WASHINGTON – U.S. Sen. Mark R. Warner (D-VA) today released the following statement on a new proposed rule by the Drug Enforcement Agency (DEA) governing the use of telemedicine to prescribe controlled substances:

“Given the dramatic shortage of mental health providers nationwide, expanded access to prescribers through telehealth is key to making sure that patients can continue getting their medications, including those that treat opioid use disorder, as they have for the past three years. More than half of U.S. counties don’t have a single psychiatrist. While folks once had to take time off work, commute to a medical facility, and sit in a waiting room, they now can get in front of a prescriber quickly, from nearly any location, and through a single click thanks to pandemic-era telehealth flexibilities.

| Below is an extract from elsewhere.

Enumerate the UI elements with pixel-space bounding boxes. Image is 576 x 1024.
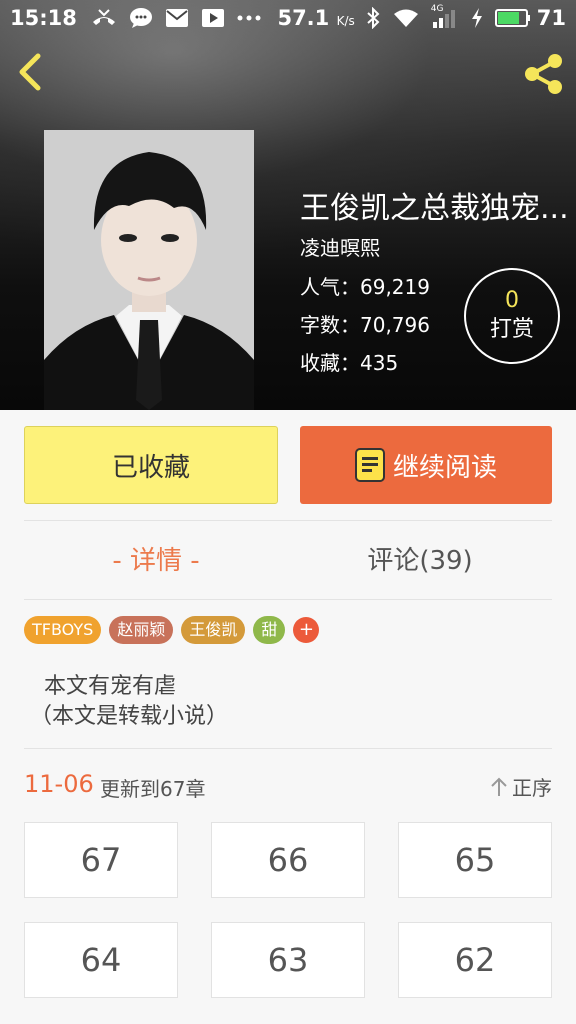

“Unfortunately, despite what Congress has been directing it to do since 2008, the rule proposed by the DEA once again neglects to set up a special registration allowing specially certified and trained prescribers to continue to safely prescribe controlled substances virtually without requiring an in-person visit. I worry that this rule, as written, overlooks the key benefits and lessons learned during the pandemic, and could counterproductively exacerbate the opioid crisis and encourage more risky behavior by pushing patients to seek dangerous alternatives to proper health care, such as self-medicating, if they cannot access an in-person appointment with a specialized provider.”

During COVID-19, patients widely adopted telepsychiatry as a convenient and accessible way to get psychiatric care remotely. This was made possible by the COVID-19 Public Health Emergency, which allowed for a number of flexibilities, including utilizing an exception to the in-person medical evaluation requirement under the Ryan Haight Online Pharmacy Consumer Protection Act, legislation regulating the online prescription of controlled substances. With the Public Health Emergency set to expire, patients will soon lose the ability to reap the benefits of a mature telehealth system whose responsible providers know how to take care of their patients remotely when appropriate.  

Since 2008, Congress has directed the DEA to set up a special registration process, another exception process under the Ryan Haight Act, that would open up the door for quality health care providers to evaluate a patient and prescribe these medications over telehealth safely, as they’ve done during the pandemic. This special registration process has yet to be established, and DEA wrote they believe this proposed rule fulfills those Congressional mandates, despite not proposing such a registration.

Sen. Warner, a former tech entrepreneur, has been a longtime advocate for increased access to telehealth. He is an original cosponsor of the CONNECT for Health Act, which would expand coverage of telehealth services through Medicare, make COVID-19 telehealth flexibilities permanent, improve health outcomes, and make it easier for patients to safely connect with their doctors. He previously wrote to both the Biden and Trump administrations, urging the DEA to finalize regulations long-delayed by prior administrations allowing doctors to prescribe controlled substances through telehealth. Sen. Warner also sent a letter to Senate leadership during the height of the COVID-19 crisis, calling for the permanent expansion of access to telehealth services.

In 2018, Sen. Warner included a provision to expand financial coverage for virtual substance use treatment in the Opioid Crisis Response Act of 2018. In 2003, then-Gov. Warner expanded Medicaid coverage for telemedicine statewide, including evaluation and management visits, a range of individual psychotherapies, the full range of consultations, and some clinical services, including in cardiology and obstetrics. Coverage was also expanded to include non-physician providers. Among other benefits, the telehealth expansion allowed individuals in medically underserved and remote areas of Virginia to access quality specialty care that isn’t always available at home.